Daniel Little ponders some of the possibilities of what he calls GPS-based "mobile social mapping."
...This would function as a sort of “social reality meter” that would render more visible the social realities and human inequalities we traverse as we travel.

Such a device is entirely possible. It would require a spatially coded social data base, including characteristics such as infant mortality, high school completion, poverty, crime, single-parent families, home ownership, property values, and as many other characteristics as we might be interested in. These features would be attached to a geographical location (a census tract, for example, with a boundary file), and the map would dynamically display several selected variables as we travel through the region.

It's an interesting idea and probably just around the corner as are interactive maps of all sorts.

This global map I've been considering developing, a certain kind of climate change map which would likely use something like GoogleEarth as a basic platform, could potentially change international dynamics regarding emissions measurements, responsibilities, formal obligations, and efforts on all sorts of levels. I don't think it's hyperbolic to say that an instrument like this has the potential to change political and economic systems. I won't go into that much further because I'm still mulling the idea....

But GPS social mapping, a dynamic global climate map, and the like have potentially huge ramifications - negative and positive - beyond how we've ever thought of maps and even in terms of how we think of ourselves. GoogleEarth and personal GPS systems have already shown this to some extent.
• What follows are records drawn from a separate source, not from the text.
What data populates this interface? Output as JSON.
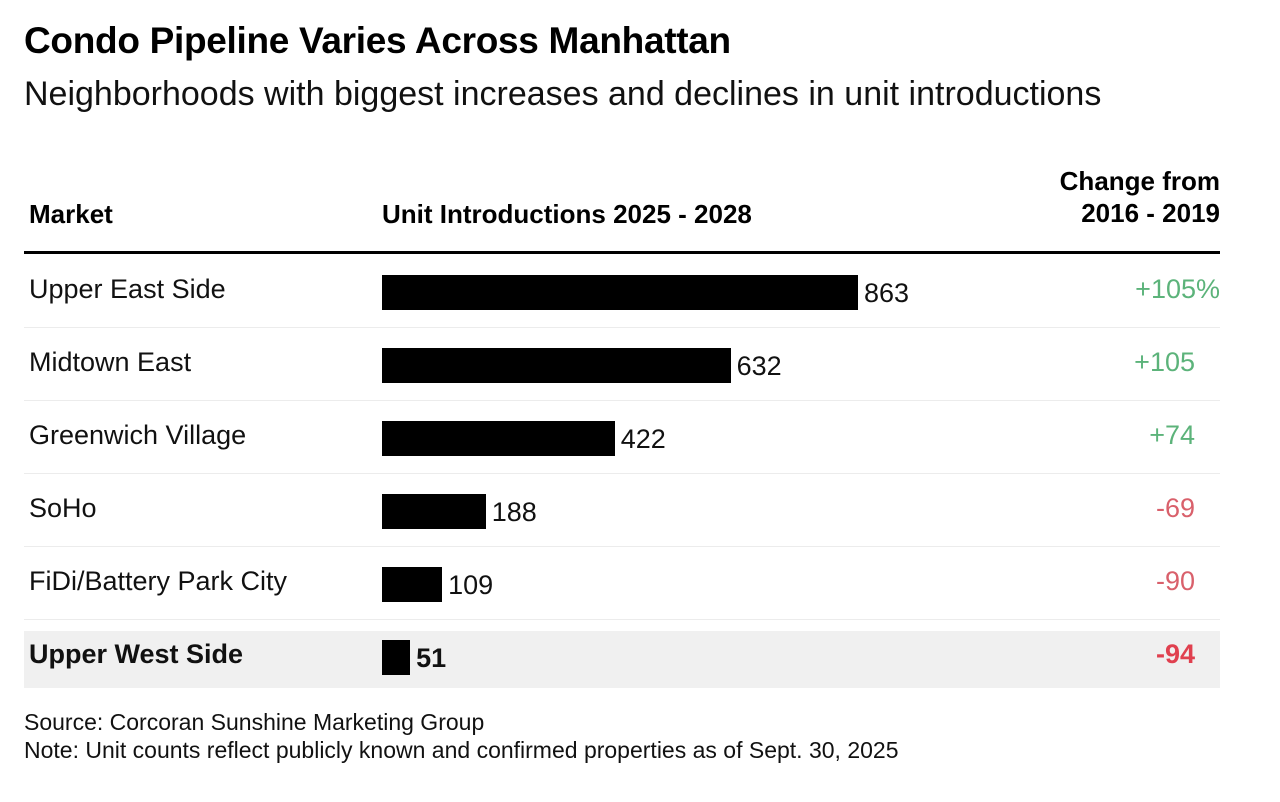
{
  "title": "Condo Pipeline Varies Across Manhattan",
  "subtitle": "Neighborhoods with biggest increases and declines in unit introductions",
  "headers": {
    "market": "Market",
    "units": "Unit Introductions 2025 - 2028",
    "change_line1": "Change from",
    "change_line2": "2016 - 2019"
  },
  "colors": {
    "positive": "#5cb37a",
    "negative": "#d9606b",
    "negative_bold": "#e0404f",
    "bar": "#000000",
    "highlight_bg": "#f0f0f0"
  },
  "chart_data": {
    "type": "bar",
    "orientation": "horizontal",
    "categories": [
      "Upper East Side",
      "Midtown East",
      "Greenwich Village",
      "SoHo",
      "FiDi/Battery Park City",
      "Upper West Side"
    ],
    "values": [
      863,
      632,
      422,
      188,
      109,
      51
    ],
    "value_labels": [
      "863",
      "632",
      "422",
      "188",
      "109",
      "51"
    ],
    "change": [
      "+105%",
      "+105",
      "+74",
      "-69",
      "-90",
      "-94"
    ],
    "change_sign": [
      "positive",
      "positive",
      "positive",
      "negative",
      "negative",
      "negative"
    ],
    "highlighted": "Upper West Side",
    "xlim": [
      0,
      863
    ]
  },
  "footer": {
    "source": "Source: Corcoran Sunshine Marketing Group",
    "note": "Note: Unit counts reflect publicly known and confirmed properties as of Sept. 30, 2025"
  }
}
The potential for inverse influence - the influence of the tool's use on its users - is even greater as the information input becomes more complex, integrating social media tools like Facebook.

Little suggests that, with a social mapping device, we might develop a “location-based social awareness” regarding injustices, poverty, crime, and so on around us. But I think we would probably have to be prepared already to perceive injustices. We would have to already see ourselves as holding certain kinds of values that make us sensitive to injustices in order to use the tool in this way.
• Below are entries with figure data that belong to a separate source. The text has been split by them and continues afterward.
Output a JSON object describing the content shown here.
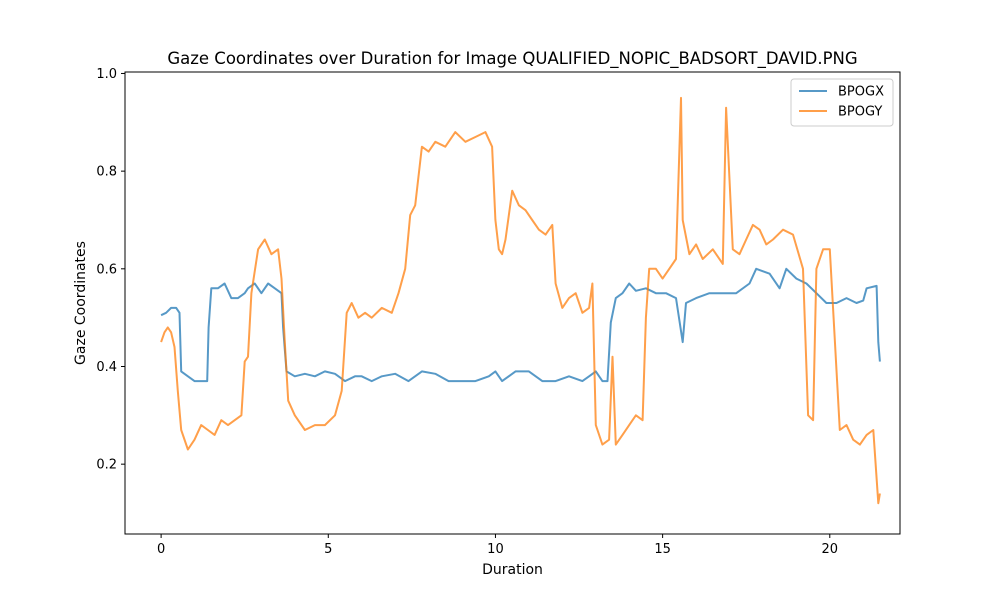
{
  "chart_data": {
    "type": "line",
    "title": "Gaze Coordinates over Duration for Image QUALIFIED_NOPIC_BADSORT_DAVID.PNG",
    "xlabel": "Duration",
    "ylabel": "Gaze Coordinates",
    "xlim": [
      -1.08,
      22.1
    ],
    "ylim": [
      0.057,
      1.003
    ],
    "xticks": [
      0,
      5,
      10,
      15,
      20
    ],
    "yticks": [
      0.2,
      0.4,
      0.6,
      0.8,
      1.0
    ],
    "xtick_labels": [
      "0",
      "5",
      "10",
      "15",
      "20"
    ],
    "ytick_labels": [
      "0.2",
      "0.4",
      "0.6",
      "0.8",
      "1.0"
    ],
    "grid": false,
    "legend_position": "top-right",
    "series": [
      {
        "name": "BPOGX",
        "color": "#1f77b4",
        "x": [
          0,
          0.15,
          0.3,
          0.45,
          0.55,
          0.6,
          0.8,
          1.0,
          1.2,
          1.38,
          1.42,
          1.5,
          1.7,
          1.9,
          2.1,
          2.3,
          2.5,
          2.6,
          2.8,
          3.0,
          3.2,
          3.4,
          3.6,
          3.65,
          3.75,
          4.0,
          4.3,
          4.6,
          4.9,
          5.2,
          5.5,
          5.8,
          6.0,
          6.3,
          6.6,
          7.0,
          7.4,
          7.8,
          8.2,
          8.6,
          9.0,
          9.4,
          9.8,
          10.0,
          10.2,
          10.6,
          11.0,
          11.4,
          11.8,
          12.2,
          12.6,
          12.8,
          13.0,
          13.2,
          13.35,
          13.45,
          13.6,
          13.8,
          14.0,
          14.2,
          14.5,
          14.8,
          15.1,
          15.4,
          15.6,
          15.7,
          16.0,
          16.4,
          16.8,
          17.2,
          17.6,
          17.8,
          18.2,
          18.5,
          18.7,
          19.0,
          19.3,
          19.6,
          19.9,
          20.2,
          20.5,
          20.8,
          21.0,
          21.1,
          21.4,
          21.45,
          21.5
        ],
        "values": [
          0.505,
          0.51,
          0.52,
          0.52,
          0.51,
          0.39,
          0.38,
          0.37,
          0.37,
          0.37,
          0.48,
          0.56,
          0.56,
          0.57,
          0.54,
          0.54,
          0.55,
          0.56,
          0.57,
          0.55,
          0.57,
          0.56,
          0.55,
          0.48,
          0.39,
          0.38,
          0.385,
          0.38,
          0.39,
          0.385,
          0.37,
          0.38,
          0.38,
          0.37,
          0.38,
          0.385,
          0.37,
          0.39,
          0.385,
          0.37,
          0.37,
          0.37,
          0.38,
          0.39,
          0.37,
          0.39,
          0.39,
          0.37,
          0.37,
          0.38,
          0.37,
          0.38,
          0.39,
          0.37,
          0.37,
          0.49,
          0.54,
          0.55,
          0.57,
          0.555,
          0.56,
          0.55,
          0.55,
          0.54,
          0.45,
          0.53,
          0.54,
          0.55,
          0.55,
          0.55,
          0.57,
          0.6,
          0.59,
          0.56,
          0.6,
          0.58,
          0.57,
          0.55,
          0.53,
          0.53,
          0.54,
          0.53,
          0.535,
          0.56,
          0.565,
          0.45,
          0.41
        ]
      },
      {
        "name": "BPOGY",
        "color": "#ff7f0e",
        "x": [
          0,
          0.1,
          0.2,
          0.3,
          0.4,
          0.5,
          0.6,
          0.8,
          1.0,
          1.2,
          1.4,
          1.6,
          1.8,
          2.0,
          2.2,
          2.4,
          2.5,
          2.6,
          2.7,
          2.9,
          3.1,
          3.3,
          3.5,
          3.6,
          3.7,
          3.8,
          4.0,
          4.3,
          4.6,
          4.9,
          5.2,
          5.4,
          5.55,
          5.7,
          5.9,
          6.1,
          6.3,
          6.6,
          6.9,
          7.1,
          7.3,
          7.45,
          7.6,
          7.8,
          8.0,
          8.2,
          8.5,
          8.8,
          9.1,
          9.4,
          9.7,
          9.9,
          10.0,
          10.1,
          10.2,
          10.3,
          10.5,
          10.7,
          10.9,
          11.1,
          11.3,
          11.5,
          11.7,
          11.8,
          12.0,
          12.2,
          12.4,
          12.6,
          12.8,
          12.9,
          13.0,
          13.2,
          13.4,
          13.5,
          13.6,
          13.8,
          14.0,
          14.2,
          14.4,
          14.5,
          14.6,
          14.8,
          15.0,
          15.2,
          15.4,
          15.55,
          15.6,
          15.8,
          16.0,
          16.2,
          16.5,
          16.8,
          16.9,
          17.1,
          17.3,
          17.5,
          17.7,
          17.9,
          18.1,
          18.3,
          18.6,
          18.9,
          19.2,
          19.35,
          19.5,
          19.6,
          19.8,
          20.0,
          20.3,
          20.5,
          20.7,
          20.9,
          21.1,
          21.3,
          21.45,
          21.5
        ],
        "values": [
          0.45,
          0.47,
          0.48,
          0.47,
          0.44,
          0.35,
          0.27,
          0.23,
          0.25,
          0.28,
          0.27,
          0.26,
          0.29,
          0.28,
          0.29,
          0.3,
          0.41,
          0.42,
          0.55,
          0.64,
          0.66,
          0.63,
          0.64,
          0.58,
          0.45,
          0.33,
          0.3,
          0.27,
          0.28,
          0.28,
          0.3,
          0.35,
          0.51,
          0.53,
          0.5,
          0.51,
          0.5,
          0.52,
          0.51,
          0.55,
          0.6,
          0.71,
          0.73,
          0.85,
          0.84,
          0.86,
          0.85,
          0.88,
          0.86,
          0.87,
          0.88,
          0.85,
          0.7,
          0.64,
          0.63,
          0.66,
          0.76,
          0.73,
          0.72,
          0.7,
          0.68,
          0.67,
          0.69,
          0.57,
          0.52,
          0.54,
          0.55,
          0.51,
          0.52,
          0.57,
          0.28,
          0.24,
          0.25,
          0.42,
          0.24,
          0.26,
          0.28,
          0.3,
          0.29,
          0.5,
          0.6,
          0.6,
          0.58,
          0.6,
          0.62,
          0.95,
          0.7,
          0.63,
          0.65,
          0.62,
          0.64,
          0.61,
          0.93,
          0.64,
          0.63,
          0.66,
          0.69,
          0.68,
          0.65,
          0.66,
          0.68,
          0.67,
          0.6,
          0.3,
          0.29,
          0.6,
          0.64,
          0.64,
          0.27,
          0.28,
          0.25,
          0.24,
          0.26,
          0.27,
          0.12,
          0.14
        ]
      }
    ]
  }
}
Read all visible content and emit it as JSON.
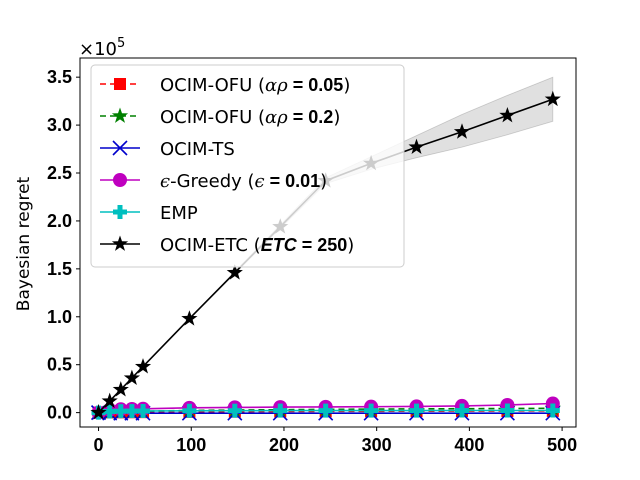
{
  "chart_data": {
    "type": "line",
    "title": "",
    "xlabel": "",
    "ylabel": "Bayesian regret",
    "xlim": [
      -20,
      515
    ],
    "ylim": [
      -0.15,
      3.7
    ],
    "y_scale_label": "×10",
    "y_scale_exponent": "5",
    "xticks": [
      0,
      100,
      200,
      300,
      400,
      500
    ],
    "xtick_labels": [
      "0",
      "100",
      "200",
      "300",
      "400",
      "500"
    ],
    "yticks": [
      0,
      0.5,
      1,
      1.5,
      2,
      2.5,
      3,
      3.5
    ],
    "ytick_labels": [
      "0.0",
      "0.5",
      "1.0",
      "1.5",
      "2.0",
      "2.5",
      "3.0",
      "3.5"
    ],
    "grid": false,
    "legend_position": "top-left",
    "series": [
      {
        "name": "OCIM-OFU (αρ = 0.05)",
        "legend_prefix": "OCIM-OFU (",
        "legend_math": "αρ",
        "legend_bold": " = 0.05",
        "legend_suffix": ")",
        "color": "#ff0000",
        "linestyle": "dashed",
        "marker": "square",
        "x": [
          0,
          12,
          24,
          36,
          48,
          98,
          147,
          196,
          245,
          294,
          343,
          392,
          441,
          490
        ],
        "values": [
          0,
          0.002,
          0.003,
          0.004,
          0.005,
          0.008,
          0.01,
          0.012,
          0.013,
          0.014,
          0.015,
          0.016,
          0.017,
          0.018
        ]
      },
      {
        "name": "OCIM-OFU (αρ = 0.2)",
        "legend_prefix": "OCIM-OFU (",
        "legend_math": "αρ",
        "legend_bold": " = 0.2",
        "legend_suffix": ")",
        "color": "#008000",
        "linestyle": "dashed",
        "marker": "star",
        "x": [
          0,
          12,
          24,
          36,
          48,
          98,
          147,
          196,
          245,
          294,
          343,
          392,
          441,
          490
        ],
        "values": [
          0,
          0.005,
          0.009,
          0.012,
          0.015,
          0.022,
          0.027,
          0.031,
          0.034,
          0.037,
          0.039,
          0.041,
          0.043,
          0.045
        ]
      },
      {
        "name": "OCIM-TS",
        "legend_prefix": "OCIM-TS",
        "legend_math": "",
        "legend_bold": "",
        "legend_suffix": "",
        "color": "#0000cc",
        "linestyle": "solid",
        "marker": "x",
        "x": [
          0,
          12,
          24,
          36,
          48,
          98,
          147,
          196,
          245,
          294,
          343,
          392,
          441,
          490
        ],
        "values": [
          0,
          -0.005,
          -0.006,
          -0.006,
          -0.006,
          -0.006,
          -0.006,
          -0.006,
          -0.006,
          -0.006,
          -0.006,
          -0.006,
          -0.006,
          -0.006
        ]
      },
      {
        "name": "ϵ-Greedy (ϵ = 0.01)",
        "legend_prefix": "",
        "legend_math": "ϵ",
        "legend_mid": "-Greedy (",
        "legend_math2": "ϵ",
        "legend_bold": " = 0.01",
        "legend_suffix": ")",
        "color": "#bf00bf",
        "linestyle": "solid",
        "marker": "circle",
        "x": [
          0,
          12,
          24,
          36,
          48,
          98,
          147,
          196,
          245,
          294,
          343,
          392,
          441,
          490
        ],
        "values": [
          0,
          0.03,
          0.035,
          0.038,
          0.04,
          0.05,
          0.055,
          0.058,
          0.06,
          0.062,
          0.065,
          0.07,
          0.08,
          0.095
        ]
      },
      {
        "name": "EMP",
        "legend_prefix": "EMP",
        "legend_math": "",
        "legend_bold": "",
        "legend_suffix": "",
        "color": "#00bfbf",
        "linestyle": "solid",
        "marker": "plus",
        "x": [
          0,
          12,
          24,
          36,
          48,
          98,
          147,
          196,
          245,
          294,
          343,
          392,
          441,
          490
        ],
        "values": [
          0,
          0.012,
          0.015,
          0.016,
          0.017,
          0.019,
          0.02,
          0.021,
          0.021,
          0.021,
          0.021,
          0.022,
          0.022,
          0.022
        ]
      },
      {
        "name": "OCIM-ETC (ETC = 250)",
        "legend_prefix": "OCIM-ETC (",
        "legend_math": "",
        "legend_bolditalic": "ETC",
        "legend_bold": " = 250",
        "legend_suffix": ")",
        "color": "#000000",
        "linestyle": "solid",
        "marker": "star",
        "x": [
          0,
          12,
          24,
          36,
          48,
          98,
          147,
          196,
          245,
          294,
          343,
          392,
          441,
          490
        ],
        "values": [
          0,
          0.12,
          0.24,
          0.36,
          0.48,
          0.98,
          1.46,
          1.94,
          2.42,
          2.6,
          2.77,
          2.93,
          3.1,
          3.27
        ],
        "band_upper": [
          0,
          0.12,
          0.24,
          0.36,
          0.48,
          0.98,
          1.47,
          1.96,
          2.45,
          2.67,
          2.89,
          3.11,
          3.31,
          3.5
        ],
        "band_lower": [
          0,
          0.12,
          0.24,
          0.36,
          0.48,
          0.98,
          1.45,
          1.92,
          2.39,
          2.54,
          2.66,
          2.77,
          2.9,
          3.04
        ]
      }
    ]
  }
}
Many, of course, would use the tool to know which areas to avoid, and the possible resulting segregation could further entrench poverty, for example. When World Bank and IMF employees would first arrive in Washington DC, they used to be told (and still might be), "don't go past 16th Street" when looking for a place to live or going out on the town. 16th Street is that vertical line in the DC map above that runs through the 5 in "5.0." It's the imaginary line of real economic and racial segregation in DC, even if there are pockets of contrasting neighborhoods throughout.

A social mapping tool would likely lead many to avoid the "accidents" of setting foot in socio-economically disadvantaged neighborhoods. In other words, it could facilitate the conversion of prior biases and fears into action.

On another note, I wonder if this kind of map, which I find fascinating despite its anachronism, might find a home in GPS social mapping. Maybe such information is irrelevant today.